12. Juli 2024

Reform des Programmauftrags im Öffentlich-Rechtlichen Rundfunk

Die Corona-Pandemie hat uns die Bedeutung von Kultur und Information deutlich vor Augen geführt. Dies wird auch politisch ernst genommen, was sich im neuen Medienstaatsvertrag widerspiegelt, der seit diesem Jahr in Kraft ist. Hierbei wurde der Fokus auf Kultur von einer nachgeordneten Rolle in eine vorrangige Position vor Bildung, Information und Beratung verschoben. Unterhaltung wurde dabei in einen separaten Abschnitt verlagert.

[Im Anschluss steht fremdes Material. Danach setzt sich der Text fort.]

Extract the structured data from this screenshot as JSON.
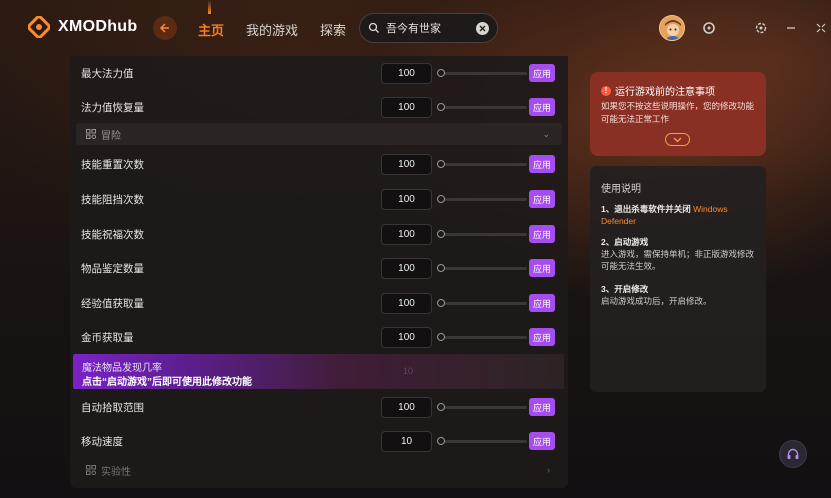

Allerdings hapert es bei der Umsetzung des Kulturauftrags, wie Alexander Teske in der „Taz“ feststellt. Aufgrund von Sparmaßnahmen sind die öffentlich-rechtlichen Sender gezwungen, ihre Budgets zu kürzen. Beim MDR müssen die Abteilungen Unterhaltung und Fiktion 39 Prozent der Einsparungen tragen, Information 19 Prozent, während Kultur mit 5 Prozent relativ moderat belastet wird. Dennoch sind diese 2,3 Millionen Euro Kürzungen schmerzhaft, da in den vergangenen Jahren bereits stark in diesem Bereich gespart wurde. So wendete die ARD 2022 nur 14,7 Millionen Euro für Kultur und Wissenschaft auf, während Sport mit 431 Millionen Euro und Unterhaltung mit 245 Millionen Euro deutlich höher budgetiert waren.

Im Programm der ARD wird deutlich, wie sich der Kulturbegriff verändert hat. Ein SWR-Redakteur berichtet anonym, dass weniger Opernrezensionen und mehr Street-Art gefragt seien. Auch beim MDR wird unter „Kultur“ oft Themen wie „Urlaub in Sachsen: Die besten Tipps für tolle Ausflugsziele“ präsentiert. Eine Kulturredakteurin kritisiert, dass Hochkultur zum Schimpfwort geworden sei und Klickzahlen sowie Marketing im Vordergrund stünden, vergleichbar mit privaten Anbietern.

Auch in der Informationsabteilung sind ähnliche Trends zu beobachten, wie René Martens in „EPD Medien“ vom Dokville berichtet. Die Tagung stand unter dem Motto „Krieg und Desinformation“, doch eine größere Herausforderung ist der Wettbewerb mit Streaming-Diensten und Mediatheken. ARD-Programmdirektorin Christine Strobl betonte die Notwendigkeit von „Leuchttürmen“ und größeren Budgets, um international konkurrenzfähig zu bleiben. Sie hob Dokumentationen und Dokuserien hervor, die auf prominente Köpfe setzen, während andere Projekte ins Hintertreffen geraten könnten.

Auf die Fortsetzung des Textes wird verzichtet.